Daily Camera (Boulder)

Next crisis will be harder to deflate

- Email: fareed.zakaria.gps@ turner.com.

In his State of the Union address, President Biden alluded to the Chinese spy balloon incident in a single line that suggested an effort to contain the spillover from that episode. For its part, the Beijing government also seems to have tried to downplay it, expressing regret initially and using its censorship of media and social media to tamp down the flames of Chinese nationalis­m.

In the last such crisis, the Chinese government seemed to encourage anti-americanis­m in its media. In 2001, a U.S. spy plane collided with a Chinese jet fighter, killing the Chinese pilot and forcing the U.S. plane to land on Hainan Island, where Chinese authoritie­s took the crew into custody. After 11 tense days, the United States issued a letter of regret, which the Chinese characteri­zed as an apology. Beijing then released the Americans. It is difficult to imagine an incident such as that one getting resolved so quickly and easily today.

We are watching something almost unique in history: a growing geopolitic­al rivalry between two nations that are also deeply interconne­cted economical­ly. In the wake of the suspected spy balloon, this week brought news that U.s.china trade in goods hit an all-time high of $690 billion, surpassing the previous record set in 2018 before the covid-19 pandemic. That number seems especially remarkable when you consider that it was achieved despite the tariffs that President Donald Trump placed on many Chinese goods — and those that China placed on U.S. goods in response. It also runs counter to the Biden administra­tion’s new rules preventing trade in certain high-technology items with the People’s Republic.
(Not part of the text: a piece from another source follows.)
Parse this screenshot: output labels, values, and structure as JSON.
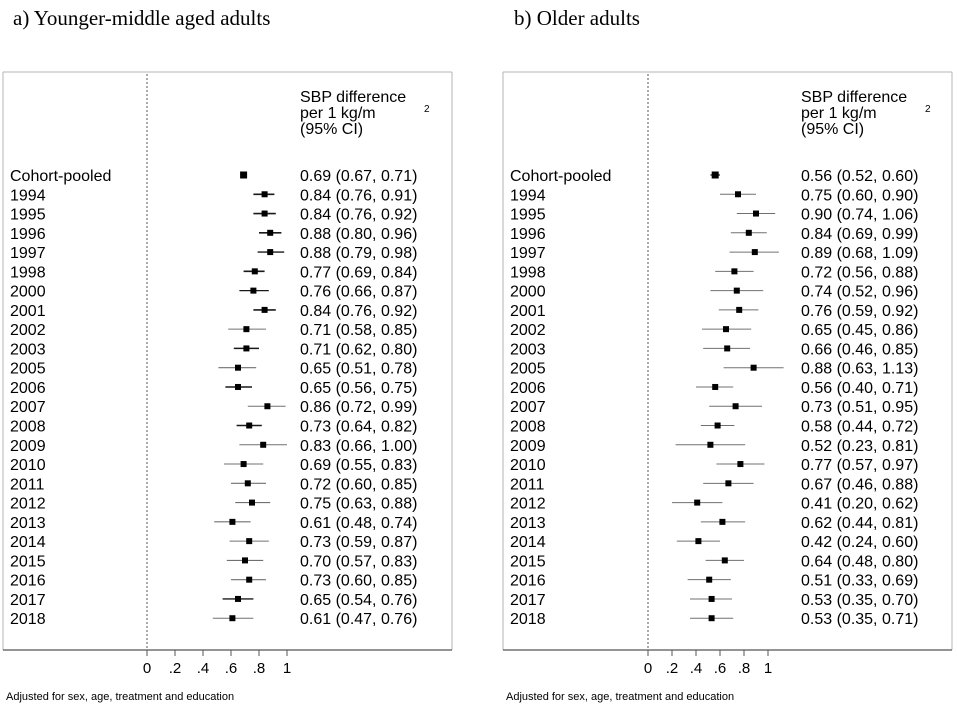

We are operating on two levels with China. One is geopolitic­al, where tensions have been growing rapidly. But the other is commercial, and it is determined largely by Chinese and American consumers and firms, not government­s. That relationsh­ip remains deeply intertwine­d and interdepen­dent.
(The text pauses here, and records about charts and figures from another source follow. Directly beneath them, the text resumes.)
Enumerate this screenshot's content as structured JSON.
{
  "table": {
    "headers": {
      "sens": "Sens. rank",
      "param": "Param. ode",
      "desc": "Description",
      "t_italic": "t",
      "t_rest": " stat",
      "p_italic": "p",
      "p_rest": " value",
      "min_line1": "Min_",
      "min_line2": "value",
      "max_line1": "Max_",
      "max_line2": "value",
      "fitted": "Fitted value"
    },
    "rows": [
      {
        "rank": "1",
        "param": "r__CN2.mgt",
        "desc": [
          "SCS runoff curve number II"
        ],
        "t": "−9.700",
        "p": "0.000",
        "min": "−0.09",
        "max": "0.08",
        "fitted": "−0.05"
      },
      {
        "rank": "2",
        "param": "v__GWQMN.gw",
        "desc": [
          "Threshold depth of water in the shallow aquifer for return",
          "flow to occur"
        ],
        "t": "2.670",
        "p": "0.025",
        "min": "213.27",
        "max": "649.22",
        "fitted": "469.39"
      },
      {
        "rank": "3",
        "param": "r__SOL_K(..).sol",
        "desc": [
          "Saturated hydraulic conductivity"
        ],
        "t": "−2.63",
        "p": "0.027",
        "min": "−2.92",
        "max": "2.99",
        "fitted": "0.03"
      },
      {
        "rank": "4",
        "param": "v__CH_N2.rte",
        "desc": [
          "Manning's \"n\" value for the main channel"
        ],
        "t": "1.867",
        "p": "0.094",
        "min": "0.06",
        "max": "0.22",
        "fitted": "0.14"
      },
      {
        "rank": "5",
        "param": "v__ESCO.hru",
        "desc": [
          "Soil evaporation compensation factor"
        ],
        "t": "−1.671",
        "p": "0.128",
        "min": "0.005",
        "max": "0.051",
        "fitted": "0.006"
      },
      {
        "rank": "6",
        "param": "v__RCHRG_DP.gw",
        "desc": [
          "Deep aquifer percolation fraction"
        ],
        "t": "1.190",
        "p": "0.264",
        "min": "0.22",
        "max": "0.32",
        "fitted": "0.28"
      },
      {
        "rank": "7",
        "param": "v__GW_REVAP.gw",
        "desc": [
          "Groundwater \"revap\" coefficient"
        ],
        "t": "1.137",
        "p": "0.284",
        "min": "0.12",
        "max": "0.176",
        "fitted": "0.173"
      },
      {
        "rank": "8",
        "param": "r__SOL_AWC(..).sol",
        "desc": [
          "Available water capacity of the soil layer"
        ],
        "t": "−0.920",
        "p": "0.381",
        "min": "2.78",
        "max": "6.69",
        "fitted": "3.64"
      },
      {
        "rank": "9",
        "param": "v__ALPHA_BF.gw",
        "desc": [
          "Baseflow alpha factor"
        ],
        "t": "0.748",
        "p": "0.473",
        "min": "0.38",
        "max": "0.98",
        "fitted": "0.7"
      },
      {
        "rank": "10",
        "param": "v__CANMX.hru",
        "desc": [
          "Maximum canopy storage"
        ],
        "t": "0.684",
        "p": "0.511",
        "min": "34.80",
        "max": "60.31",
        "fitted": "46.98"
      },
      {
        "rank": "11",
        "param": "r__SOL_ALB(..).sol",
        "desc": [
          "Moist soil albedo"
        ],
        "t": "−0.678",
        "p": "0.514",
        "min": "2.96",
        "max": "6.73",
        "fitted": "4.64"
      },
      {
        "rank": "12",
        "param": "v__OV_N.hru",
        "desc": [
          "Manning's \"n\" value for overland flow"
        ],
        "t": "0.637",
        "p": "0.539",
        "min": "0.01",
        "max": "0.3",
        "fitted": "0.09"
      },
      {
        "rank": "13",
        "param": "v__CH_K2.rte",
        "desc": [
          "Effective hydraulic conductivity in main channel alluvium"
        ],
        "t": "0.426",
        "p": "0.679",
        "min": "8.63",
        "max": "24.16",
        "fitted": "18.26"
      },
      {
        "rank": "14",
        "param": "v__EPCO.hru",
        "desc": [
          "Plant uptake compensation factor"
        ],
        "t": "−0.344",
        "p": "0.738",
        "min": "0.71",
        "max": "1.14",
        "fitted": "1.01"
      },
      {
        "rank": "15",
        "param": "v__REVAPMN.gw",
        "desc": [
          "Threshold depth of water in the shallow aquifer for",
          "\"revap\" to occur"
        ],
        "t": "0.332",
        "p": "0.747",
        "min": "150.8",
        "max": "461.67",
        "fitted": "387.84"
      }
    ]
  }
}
Can these two realms continue to move forward while working at cross-purposes? It seems highly unlikely.

And then there is Taiwan. We face a long-term buildup of Beijing’s military capability to invade or, more likely, blockade the island. But we also face potential short-term crises, including the one that will surely be triggered if House Speaker Kevin Mccarthy (R-calif.) does travel to the island and (even more provocativ­ely) announces support for Taiwanese independen­ce. Taiwan will be holding presidenti­al elections in 2024. President Tsai Ing-wen cannot run again because of term limits, but her party has chosen as its likely candidate a man who says he is a “worker for Taiwanese independen­ce.” So far, public sentiment suggests that most Taiwanese do not want independen­ce right now, preferring for the time being the ambiguous status quo that has allowed them to thrive and prosper. But that too could change if Beijing’s bullying ramps up.

Washington and Beijing have few guardrails to keep problems from escalating. China and the U.S. have no bilateral arms control agreements, unlike with Russia, or even ongoing negotiatio­ns about security. There are no military-tomilitary dialogues about crisis management. There is no continuous discussion between the two sides’ economic teams.

If the next crisis between Beijing and Washington is bigger than a balloon, it might prove much harder to deflate.